Batteries make our world a more functional space, but they can also be hazardous depending on what they are made of and how we manage them. For example batteries can be:
- Swallowed by children causing death or serious injury (e.g. button cell batteries)
- Casues of electric shocks
Risks vary between battery types and models, so always check with the manufacture to find the most up-to-date safety information.
The following is some general tips and information to keep everyone safe. This information is general in nature and not intended for use by businesses or industry, but rather to inform individuals about possible risks and control measures. It is recommended that businesses and industry conduct their own risk assessments and develop in-house procedures to address the specific risks associated with their operations.
Button Batteries – Risk of swallowing
Product Safety Australia has detailed information on its website.

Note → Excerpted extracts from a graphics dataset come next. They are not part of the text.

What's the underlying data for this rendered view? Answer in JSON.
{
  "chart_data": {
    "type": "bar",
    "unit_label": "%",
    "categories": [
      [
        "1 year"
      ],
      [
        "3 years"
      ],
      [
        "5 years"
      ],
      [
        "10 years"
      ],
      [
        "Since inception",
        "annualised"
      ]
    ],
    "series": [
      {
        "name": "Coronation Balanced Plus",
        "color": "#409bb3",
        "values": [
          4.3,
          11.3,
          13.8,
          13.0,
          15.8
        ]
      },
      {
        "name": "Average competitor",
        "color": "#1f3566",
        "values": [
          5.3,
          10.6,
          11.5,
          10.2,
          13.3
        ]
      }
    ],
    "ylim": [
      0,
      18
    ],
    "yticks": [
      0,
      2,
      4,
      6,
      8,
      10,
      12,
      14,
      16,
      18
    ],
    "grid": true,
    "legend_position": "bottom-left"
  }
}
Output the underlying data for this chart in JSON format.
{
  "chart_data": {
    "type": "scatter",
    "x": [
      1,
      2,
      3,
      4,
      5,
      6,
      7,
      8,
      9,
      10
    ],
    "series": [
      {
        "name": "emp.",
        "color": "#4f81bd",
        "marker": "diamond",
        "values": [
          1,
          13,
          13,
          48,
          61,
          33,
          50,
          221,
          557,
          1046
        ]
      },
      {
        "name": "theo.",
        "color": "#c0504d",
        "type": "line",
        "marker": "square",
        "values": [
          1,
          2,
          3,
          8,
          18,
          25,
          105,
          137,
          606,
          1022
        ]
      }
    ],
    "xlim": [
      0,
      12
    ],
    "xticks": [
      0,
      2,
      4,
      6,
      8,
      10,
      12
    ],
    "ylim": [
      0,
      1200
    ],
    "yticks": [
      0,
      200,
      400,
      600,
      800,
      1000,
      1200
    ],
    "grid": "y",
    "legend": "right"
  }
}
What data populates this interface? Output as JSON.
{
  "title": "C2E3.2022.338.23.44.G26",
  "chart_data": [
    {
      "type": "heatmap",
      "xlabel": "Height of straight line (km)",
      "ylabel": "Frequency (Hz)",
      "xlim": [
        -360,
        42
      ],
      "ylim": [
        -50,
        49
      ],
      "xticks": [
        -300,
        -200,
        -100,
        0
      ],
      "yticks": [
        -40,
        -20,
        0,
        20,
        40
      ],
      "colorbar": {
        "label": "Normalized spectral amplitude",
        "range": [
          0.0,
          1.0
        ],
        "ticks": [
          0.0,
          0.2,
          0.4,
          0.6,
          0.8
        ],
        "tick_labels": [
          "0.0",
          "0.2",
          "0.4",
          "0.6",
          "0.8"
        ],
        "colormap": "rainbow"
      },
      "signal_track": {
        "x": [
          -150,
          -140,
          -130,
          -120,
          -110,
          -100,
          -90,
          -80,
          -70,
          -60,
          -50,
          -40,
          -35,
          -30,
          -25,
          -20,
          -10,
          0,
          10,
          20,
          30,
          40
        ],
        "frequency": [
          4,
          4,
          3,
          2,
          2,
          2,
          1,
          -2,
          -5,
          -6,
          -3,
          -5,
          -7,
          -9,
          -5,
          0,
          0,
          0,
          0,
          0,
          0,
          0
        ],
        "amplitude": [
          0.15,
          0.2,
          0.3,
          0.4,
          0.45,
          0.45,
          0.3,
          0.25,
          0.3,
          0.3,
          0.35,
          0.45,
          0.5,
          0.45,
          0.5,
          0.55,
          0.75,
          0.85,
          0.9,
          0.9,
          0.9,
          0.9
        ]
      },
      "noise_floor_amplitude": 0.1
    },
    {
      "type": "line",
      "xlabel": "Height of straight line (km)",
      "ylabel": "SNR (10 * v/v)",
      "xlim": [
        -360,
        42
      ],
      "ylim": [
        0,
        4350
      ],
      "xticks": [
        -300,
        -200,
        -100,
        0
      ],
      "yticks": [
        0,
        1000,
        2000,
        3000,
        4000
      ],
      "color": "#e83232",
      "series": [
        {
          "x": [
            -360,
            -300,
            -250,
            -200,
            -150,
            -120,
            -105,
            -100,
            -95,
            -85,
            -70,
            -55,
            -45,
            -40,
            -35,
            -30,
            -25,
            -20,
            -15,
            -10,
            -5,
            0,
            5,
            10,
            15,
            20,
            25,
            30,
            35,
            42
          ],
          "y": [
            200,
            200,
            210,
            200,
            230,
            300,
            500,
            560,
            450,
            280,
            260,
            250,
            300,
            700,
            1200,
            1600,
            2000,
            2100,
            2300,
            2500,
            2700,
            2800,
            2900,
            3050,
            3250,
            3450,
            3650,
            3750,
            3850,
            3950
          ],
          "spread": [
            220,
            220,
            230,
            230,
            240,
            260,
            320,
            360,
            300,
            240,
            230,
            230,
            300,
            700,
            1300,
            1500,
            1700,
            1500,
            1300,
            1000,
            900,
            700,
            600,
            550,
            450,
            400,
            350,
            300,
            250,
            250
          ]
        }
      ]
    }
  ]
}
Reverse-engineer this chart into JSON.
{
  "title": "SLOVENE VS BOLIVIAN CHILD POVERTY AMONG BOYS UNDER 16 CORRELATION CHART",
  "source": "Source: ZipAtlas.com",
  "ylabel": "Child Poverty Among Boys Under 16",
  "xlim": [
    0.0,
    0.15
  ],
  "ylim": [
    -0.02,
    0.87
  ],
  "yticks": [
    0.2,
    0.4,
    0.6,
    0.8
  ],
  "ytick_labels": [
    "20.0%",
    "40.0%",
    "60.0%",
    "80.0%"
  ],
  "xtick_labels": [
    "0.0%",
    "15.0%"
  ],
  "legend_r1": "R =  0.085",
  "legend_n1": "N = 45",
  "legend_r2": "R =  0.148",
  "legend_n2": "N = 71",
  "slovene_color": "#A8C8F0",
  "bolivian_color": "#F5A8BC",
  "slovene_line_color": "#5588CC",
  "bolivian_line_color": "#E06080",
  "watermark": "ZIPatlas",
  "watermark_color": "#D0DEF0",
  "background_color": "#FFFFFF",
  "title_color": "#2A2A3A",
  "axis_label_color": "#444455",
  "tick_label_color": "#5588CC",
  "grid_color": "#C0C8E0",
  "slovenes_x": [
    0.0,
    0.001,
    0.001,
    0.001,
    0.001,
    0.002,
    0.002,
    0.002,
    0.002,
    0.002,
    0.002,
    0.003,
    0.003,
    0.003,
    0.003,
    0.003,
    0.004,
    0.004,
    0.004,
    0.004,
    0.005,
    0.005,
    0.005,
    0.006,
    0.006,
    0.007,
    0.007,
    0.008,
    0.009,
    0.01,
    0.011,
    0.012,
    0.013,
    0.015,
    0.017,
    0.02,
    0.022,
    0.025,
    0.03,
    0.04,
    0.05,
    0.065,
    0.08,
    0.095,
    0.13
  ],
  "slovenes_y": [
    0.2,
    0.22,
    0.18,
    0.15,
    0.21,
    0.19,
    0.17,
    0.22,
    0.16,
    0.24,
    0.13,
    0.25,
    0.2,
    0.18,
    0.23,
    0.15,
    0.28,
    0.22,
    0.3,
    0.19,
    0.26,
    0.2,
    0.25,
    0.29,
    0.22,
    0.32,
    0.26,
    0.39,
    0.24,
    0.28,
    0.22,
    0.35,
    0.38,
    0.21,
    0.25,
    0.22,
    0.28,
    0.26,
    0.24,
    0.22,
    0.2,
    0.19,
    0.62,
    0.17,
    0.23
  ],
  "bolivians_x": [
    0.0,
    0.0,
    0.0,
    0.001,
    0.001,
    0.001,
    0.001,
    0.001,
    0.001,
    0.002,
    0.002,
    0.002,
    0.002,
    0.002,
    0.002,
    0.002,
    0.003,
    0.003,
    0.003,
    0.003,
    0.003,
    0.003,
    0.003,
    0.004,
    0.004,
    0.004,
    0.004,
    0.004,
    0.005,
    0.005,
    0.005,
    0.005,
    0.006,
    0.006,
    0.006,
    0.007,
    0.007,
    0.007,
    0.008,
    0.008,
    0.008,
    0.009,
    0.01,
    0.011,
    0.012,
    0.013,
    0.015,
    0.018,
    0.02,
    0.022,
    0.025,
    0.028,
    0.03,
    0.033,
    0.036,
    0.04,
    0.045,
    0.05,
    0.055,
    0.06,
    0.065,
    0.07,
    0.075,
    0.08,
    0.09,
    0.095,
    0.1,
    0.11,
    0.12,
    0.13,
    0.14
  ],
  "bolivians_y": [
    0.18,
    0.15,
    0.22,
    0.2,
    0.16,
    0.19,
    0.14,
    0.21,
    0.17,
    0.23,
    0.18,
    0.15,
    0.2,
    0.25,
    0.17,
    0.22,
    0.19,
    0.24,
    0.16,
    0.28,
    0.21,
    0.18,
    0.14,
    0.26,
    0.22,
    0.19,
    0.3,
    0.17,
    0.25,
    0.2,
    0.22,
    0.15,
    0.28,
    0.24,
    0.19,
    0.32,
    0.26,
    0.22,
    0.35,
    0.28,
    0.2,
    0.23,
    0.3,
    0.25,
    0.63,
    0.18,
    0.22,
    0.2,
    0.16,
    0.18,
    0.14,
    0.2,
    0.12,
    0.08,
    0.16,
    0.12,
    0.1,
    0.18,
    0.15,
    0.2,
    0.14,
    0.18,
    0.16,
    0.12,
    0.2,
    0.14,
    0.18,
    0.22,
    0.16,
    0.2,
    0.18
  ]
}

If you suspect your child has swallowed or inserted a button battery, call the Poisons Information Centre immediately on 13 11 26 for 24/7 fast, expert advice. If your child is having any difficulty breathing, contact 000.
Minimising fire risks
Fire risk varies depending on chemistry type. Alkaline batteries have a low risk of flammability, while some lithium batteries have a high risk because he metal itself is very reactive.
What to do?
- Always store batteries in accordance with the manufacturers recommendations
- Ensure used batteries have both terminals (ends of the battery) covered with tape
- Dispose of them rather than leaving them lying around
- Find a place to drop off your used batteries
Please remember that risks vary between battery types and models, so always check with the manufacture to find the most up-to-date safety information.